To an outsider, it appears as if by recording an asset account entry connected to the buyer and by
recording a corresponding deposit entry, the counterfeiter has created money out of nothing; this is the
illusion of the counterfeiter having created money.
But this is only the prima facie appearance and not the truth of the matter because the outside observer
has neglected to acknowledge that the deposit value records the value-for-value exchange conducted
through an underlying transaction. In reality, the seller no longer has a house and the buyer now has a
house.

This text is a direct translation of an article by Professor Robert Vivian found here :
https://www.weforum.org/agenda/2015/06/do-banks-really-create-money-out-of-thin-air/
where the word “bank” has been replaced by the word “ counterfeiter”, and then the resulting word
“counterfeitering” that do not exist has been replaced by “counterfeiting”.

This text does not contain explicitly a conclusion answering to its title, but it induces us to imagine the
following (wrong) conclusion:
“Counterfeiter money is useful and thus money counterfeiting must be allowed.”
Question: Does anybody remember exactly why, since the invention of money, money counterfeiters
have been consistently punished more than robbers and even more than killers, by being boiled alive?
For lack of contact with the author, I am still wondering if his article is some thought-provoking black
humor, or if the author was really serious in writing his own opinion as he did.

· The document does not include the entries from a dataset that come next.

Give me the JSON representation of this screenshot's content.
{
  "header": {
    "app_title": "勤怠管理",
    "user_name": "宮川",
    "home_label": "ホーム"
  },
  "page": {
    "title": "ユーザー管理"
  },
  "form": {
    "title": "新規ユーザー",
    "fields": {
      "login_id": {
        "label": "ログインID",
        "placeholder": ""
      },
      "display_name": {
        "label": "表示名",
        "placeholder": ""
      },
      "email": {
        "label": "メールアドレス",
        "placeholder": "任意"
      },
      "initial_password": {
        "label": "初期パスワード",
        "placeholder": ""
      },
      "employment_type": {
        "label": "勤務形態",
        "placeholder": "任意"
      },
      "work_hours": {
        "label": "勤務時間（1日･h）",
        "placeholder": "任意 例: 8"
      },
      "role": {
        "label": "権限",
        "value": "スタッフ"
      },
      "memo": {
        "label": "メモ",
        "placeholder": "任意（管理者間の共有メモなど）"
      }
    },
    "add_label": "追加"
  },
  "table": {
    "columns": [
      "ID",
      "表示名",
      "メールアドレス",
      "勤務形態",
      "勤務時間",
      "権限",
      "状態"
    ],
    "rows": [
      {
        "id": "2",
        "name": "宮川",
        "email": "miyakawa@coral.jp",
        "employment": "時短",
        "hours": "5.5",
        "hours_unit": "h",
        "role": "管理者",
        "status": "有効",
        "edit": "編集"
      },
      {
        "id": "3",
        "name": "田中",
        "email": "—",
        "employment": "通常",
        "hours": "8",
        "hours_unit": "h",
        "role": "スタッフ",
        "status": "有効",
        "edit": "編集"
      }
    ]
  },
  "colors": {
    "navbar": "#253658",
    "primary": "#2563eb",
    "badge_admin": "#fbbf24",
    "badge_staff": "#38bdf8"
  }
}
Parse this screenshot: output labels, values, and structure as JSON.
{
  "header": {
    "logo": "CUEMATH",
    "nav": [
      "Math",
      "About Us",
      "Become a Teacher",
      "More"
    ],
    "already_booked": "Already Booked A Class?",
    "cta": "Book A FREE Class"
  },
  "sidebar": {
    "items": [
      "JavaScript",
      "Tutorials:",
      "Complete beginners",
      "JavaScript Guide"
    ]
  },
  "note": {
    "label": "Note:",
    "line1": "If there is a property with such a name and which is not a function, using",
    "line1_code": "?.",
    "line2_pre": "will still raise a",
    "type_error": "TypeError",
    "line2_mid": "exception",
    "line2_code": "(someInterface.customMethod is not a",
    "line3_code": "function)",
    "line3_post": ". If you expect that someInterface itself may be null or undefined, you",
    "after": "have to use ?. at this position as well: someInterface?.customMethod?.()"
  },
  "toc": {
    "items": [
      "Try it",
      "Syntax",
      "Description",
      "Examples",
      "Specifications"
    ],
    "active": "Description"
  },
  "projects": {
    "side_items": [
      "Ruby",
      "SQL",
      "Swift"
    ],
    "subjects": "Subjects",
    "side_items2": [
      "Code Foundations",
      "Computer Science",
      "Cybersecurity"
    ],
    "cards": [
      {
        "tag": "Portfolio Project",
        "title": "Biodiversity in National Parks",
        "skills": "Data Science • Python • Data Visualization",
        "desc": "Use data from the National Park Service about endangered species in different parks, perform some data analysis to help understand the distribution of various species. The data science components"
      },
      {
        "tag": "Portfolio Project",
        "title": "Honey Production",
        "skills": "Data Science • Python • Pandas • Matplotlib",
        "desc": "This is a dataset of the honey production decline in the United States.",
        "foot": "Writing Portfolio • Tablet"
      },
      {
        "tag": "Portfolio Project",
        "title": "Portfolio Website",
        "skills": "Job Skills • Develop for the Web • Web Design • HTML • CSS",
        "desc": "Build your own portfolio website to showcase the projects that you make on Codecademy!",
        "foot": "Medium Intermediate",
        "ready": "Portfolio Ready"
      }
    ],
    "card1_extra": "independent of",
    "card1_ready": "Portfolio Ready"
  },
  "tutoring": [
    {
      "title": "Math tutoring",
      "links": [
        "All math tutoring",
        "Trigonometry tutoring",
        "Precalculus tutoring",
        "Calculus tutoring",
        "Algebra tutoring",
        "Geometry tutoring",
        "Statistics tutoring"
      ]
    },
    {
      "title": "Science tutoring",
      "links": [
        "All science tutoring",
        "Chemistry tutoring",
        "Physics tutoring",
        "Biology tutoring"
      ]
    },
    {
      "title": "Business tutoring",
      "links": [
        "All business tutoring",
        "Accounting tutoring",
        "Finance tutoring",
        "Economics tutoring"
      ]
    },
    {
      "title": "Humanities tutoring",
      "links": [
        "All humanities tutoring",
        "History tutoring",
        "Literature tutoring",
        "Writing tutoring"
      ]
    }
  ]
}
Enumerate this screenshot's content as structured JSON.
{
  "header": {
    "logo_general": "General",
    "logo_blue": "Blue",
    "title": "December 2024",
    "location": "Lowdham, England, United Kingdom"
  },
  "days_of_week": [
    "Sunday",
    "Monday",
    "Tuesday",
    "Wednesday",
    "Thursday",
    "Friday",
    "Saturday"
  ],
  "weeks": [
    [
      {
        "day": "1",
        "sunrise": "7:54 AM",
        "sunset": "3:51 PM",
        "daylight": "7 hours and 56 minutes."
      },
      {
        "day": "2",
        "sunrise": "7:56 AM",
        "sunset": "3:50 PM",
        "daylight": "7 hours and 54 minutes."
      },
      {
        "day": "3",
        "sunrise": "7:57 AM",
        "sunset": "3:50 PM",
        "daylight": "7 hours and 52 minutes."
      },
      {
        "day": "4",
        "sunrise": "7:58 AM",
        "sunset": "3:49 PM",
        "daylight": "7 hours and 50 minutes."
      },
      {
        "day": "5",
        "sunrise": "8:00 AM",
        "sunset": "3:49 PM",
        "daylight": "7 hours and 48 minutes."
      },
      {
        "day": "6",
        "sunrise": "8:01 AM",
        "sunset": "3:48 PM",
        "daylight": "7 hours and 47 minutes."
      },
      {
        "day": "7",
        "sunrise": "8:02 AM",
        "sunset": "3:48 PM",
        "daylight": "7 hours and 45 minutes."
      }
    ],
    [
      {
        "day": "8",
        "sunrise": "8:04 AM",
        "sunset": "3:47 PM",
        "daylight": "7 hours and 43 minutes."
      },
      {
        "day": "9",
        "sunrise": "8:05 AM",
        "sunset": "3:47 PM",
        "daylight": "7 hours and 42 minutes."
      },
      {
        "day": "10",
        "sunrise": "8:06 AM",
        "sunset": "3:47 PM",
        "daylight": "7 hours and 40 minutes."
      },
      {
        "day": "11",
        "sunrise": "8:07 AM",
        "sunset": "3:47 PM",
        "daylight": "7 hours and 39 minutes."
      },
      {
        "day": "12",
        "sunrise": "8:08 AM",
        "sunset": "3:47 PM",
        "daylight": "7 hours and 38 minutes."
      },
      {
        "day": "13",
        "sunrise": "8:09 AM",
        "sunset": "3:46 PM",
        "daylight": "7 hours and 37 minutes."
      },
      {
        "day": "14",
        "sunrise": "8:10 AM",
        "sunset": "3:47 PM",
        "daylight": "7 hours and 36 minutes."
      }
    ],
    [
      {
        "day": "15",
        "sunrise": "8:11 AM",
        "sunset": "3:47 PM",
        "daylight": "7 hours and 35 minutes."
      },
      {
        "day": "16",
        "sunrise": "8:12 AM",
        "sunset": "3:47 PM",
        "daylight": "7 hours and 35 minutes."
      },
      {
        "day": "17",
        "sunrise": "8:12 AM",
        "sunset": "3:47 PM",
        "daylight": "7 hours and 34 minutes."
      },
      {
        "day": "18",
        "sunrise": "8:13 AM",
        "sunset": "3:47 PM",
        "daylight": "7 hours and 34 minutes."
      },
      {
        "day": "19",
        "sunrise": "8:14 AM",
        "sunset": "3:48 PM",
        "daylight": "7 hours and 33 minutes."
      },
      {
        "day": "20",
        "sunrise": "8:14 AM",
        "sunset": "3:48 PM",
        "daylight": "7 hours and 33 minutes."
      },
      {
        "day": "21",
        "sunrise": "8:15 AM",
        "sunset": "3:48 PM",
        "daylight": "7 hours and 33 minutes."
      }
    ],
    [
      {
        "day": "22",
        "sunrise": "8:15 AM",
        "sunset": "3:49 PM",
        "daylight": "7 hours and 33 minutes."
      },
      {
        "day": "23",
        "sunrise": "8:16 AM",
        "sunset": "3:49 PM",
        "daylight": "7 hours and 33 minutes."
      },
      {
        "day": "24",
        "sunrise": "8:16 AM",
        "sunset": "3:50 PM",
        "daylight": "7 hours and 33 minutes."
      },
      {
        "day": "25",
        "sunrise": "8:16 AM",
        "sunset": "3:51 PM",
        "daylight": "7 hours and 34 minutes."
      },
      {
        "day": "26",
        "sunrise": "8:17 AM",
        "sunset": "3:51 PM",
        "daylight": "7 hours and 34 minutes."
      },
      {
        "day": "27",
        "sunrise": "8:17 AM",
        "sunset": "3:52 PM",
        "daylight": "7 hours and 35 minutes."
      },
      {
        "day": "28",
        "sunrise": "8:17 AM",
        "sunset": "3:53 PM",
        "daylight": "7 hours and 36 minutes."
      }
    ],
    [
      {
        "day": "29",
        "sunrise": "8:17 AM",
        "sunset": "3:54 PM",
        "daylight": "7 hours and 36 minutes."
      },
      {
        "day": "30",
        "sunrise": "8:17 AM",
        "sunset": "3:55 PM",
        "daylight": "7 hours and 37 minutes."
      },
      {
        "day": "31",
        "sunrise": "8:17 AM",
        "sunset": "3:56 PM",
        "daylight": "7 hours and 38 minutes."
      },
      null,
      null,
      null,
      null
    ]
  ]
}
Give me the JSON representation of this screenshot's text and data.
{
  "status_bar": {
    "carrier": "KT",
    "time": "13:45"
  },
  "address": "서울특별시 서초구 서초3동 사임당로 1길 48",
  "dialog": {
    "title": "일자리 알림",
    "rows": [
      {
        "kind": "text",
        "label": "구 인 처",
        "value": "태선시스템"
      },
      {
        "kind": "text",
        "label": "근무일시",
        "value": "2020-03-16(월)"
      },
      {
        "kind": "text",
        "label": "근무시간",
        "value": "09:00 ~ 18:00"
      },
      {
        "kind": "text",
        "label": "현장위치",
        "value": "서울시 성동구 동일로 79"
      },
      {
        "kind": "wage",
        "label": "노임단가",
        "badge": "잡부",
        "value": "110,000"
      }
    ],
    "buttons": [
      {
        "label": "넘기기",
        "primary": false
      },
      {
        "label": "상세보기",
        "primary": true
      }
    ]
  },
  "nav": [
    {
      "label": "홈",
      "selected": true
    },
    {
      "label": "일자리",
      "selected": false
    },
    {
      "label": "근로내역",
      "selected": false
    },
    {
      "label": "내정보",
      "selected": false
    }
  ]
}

Imagine that it is true that money is reward of work. Then credit is a betrayal of all workers who have
saved money during years of work in order to buy a house. Without being selected by the counterfeiter,
Mr B could not buy, and in a free market, in an auction sale, no buyer means that the price is too high
and has to decrease.

Not only workers have been robbed of the house they were waiting and saving for, but the price of all
houses has not decreased as it should have. Furthermore, the value of all savings and future revenues
has been mathematically diluted by the new counterfeiter money. Would you call this high treason?